The workshop began with simple breathing exercises. More than 20 students and faculty and staff members stood in a circle, gazing at each other above their masks. Inhale. Bring the hands up in front of the body. Exhale. Lower the hands. Visiting artist devynn emory led the synchronization of breath through the movement of the hands and arms. Soon, the group was breathing as one. With a background in dance, choreography, holistic healing, and Western medicine, emory embodies a rare space at the junction of art, ancient knowledge, and modern medicine. 

In the fall of 2022, emory, who uses they/them pronouns, completed a visiting artist residency at Colgate through a collaboration between the Colgate theater department and SUNY Upstate Medical University. In addition to the workshop, “land somatics: moving grief and re-connecting,” there was a screening of the short film deadbird. Because emory is a registered nurse, they made this film inspired partly by the medical mannequins they learned from in nursing school, and partly by their experience providing end-of-life care during the early months of the COVID-19 pandemic. The residency culminated in “can anybody help me hold this body,” a public grief altar project accompanying the film as it is screened across Turtle Island (North America). 

“In my Indigenous lineage, change, which is death, is very common; it is an honor, and change is all around us,” says emory. “I wanted to create a space for us to be in conversation about death before the moment of crisis, which is where I often see it in the Western medical setting at the bedside.” 

In the workshop, breath and movement are used to process grief. emory lost both of their grandmothers to COVID-19, and their time working as a nurse during the pandemic made them witness to many deaths.
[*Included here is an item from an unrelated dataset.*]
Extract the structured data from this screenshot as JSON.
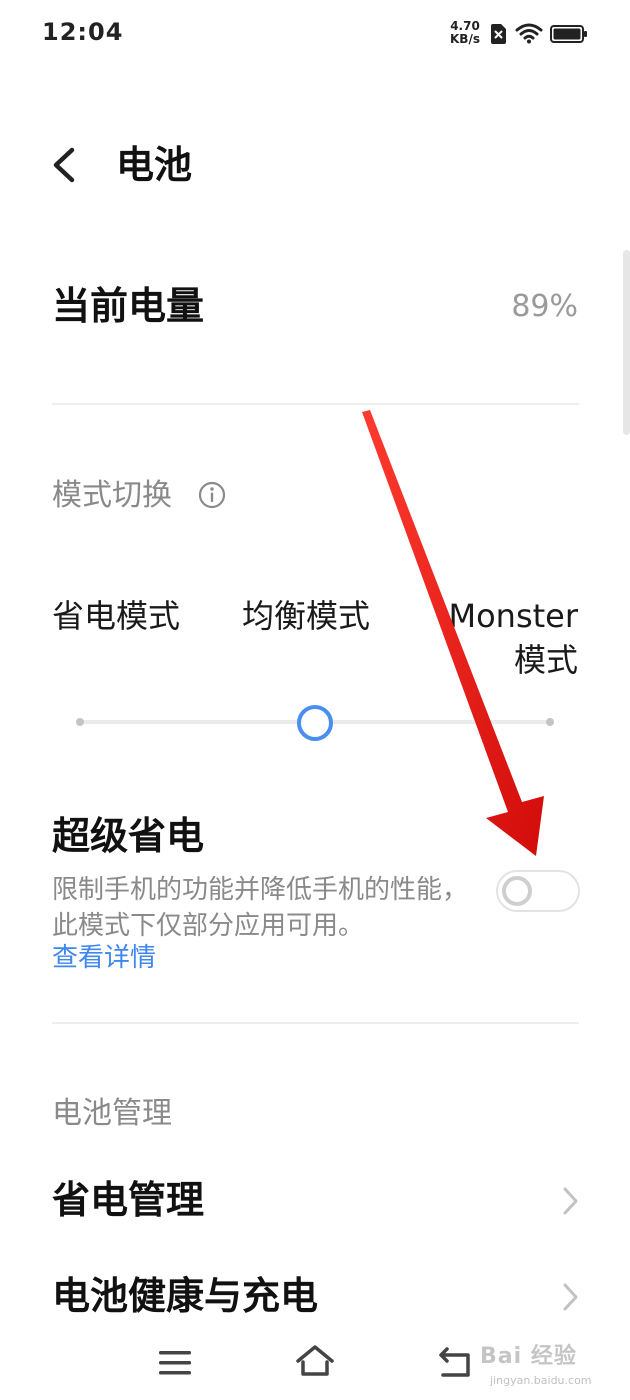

In an effort to process these losses, emory turned to their roots in dance and holistic medicine. This workshop is a way of passing on the learning and release emory gained from those days of enforced social isolation. “The masks are not only a practical defense against the spread of disease, they are symbolic of connection to others, even while they isolate and enclose us within the sphere of our own breath,” says emory.

Gentle music surrounded the group. Emory bid each participant to move in their own time, allowing their bodies to release their own unique expression of grief. Individual sequences of gestures developed, and were repeated. In pairs, the participants taught one another the patterns of their gestures and breath. Combining the sequences, each pair danced their mingled patterns for the surrounding circle. 

devynn emory is a choreographer/dance artist, dual-licensed bodyworker, ritual guide, medium, and registered nurse — practicing in the fields of acute/critical care, hospice, COVID-19, and integrative health in New York City.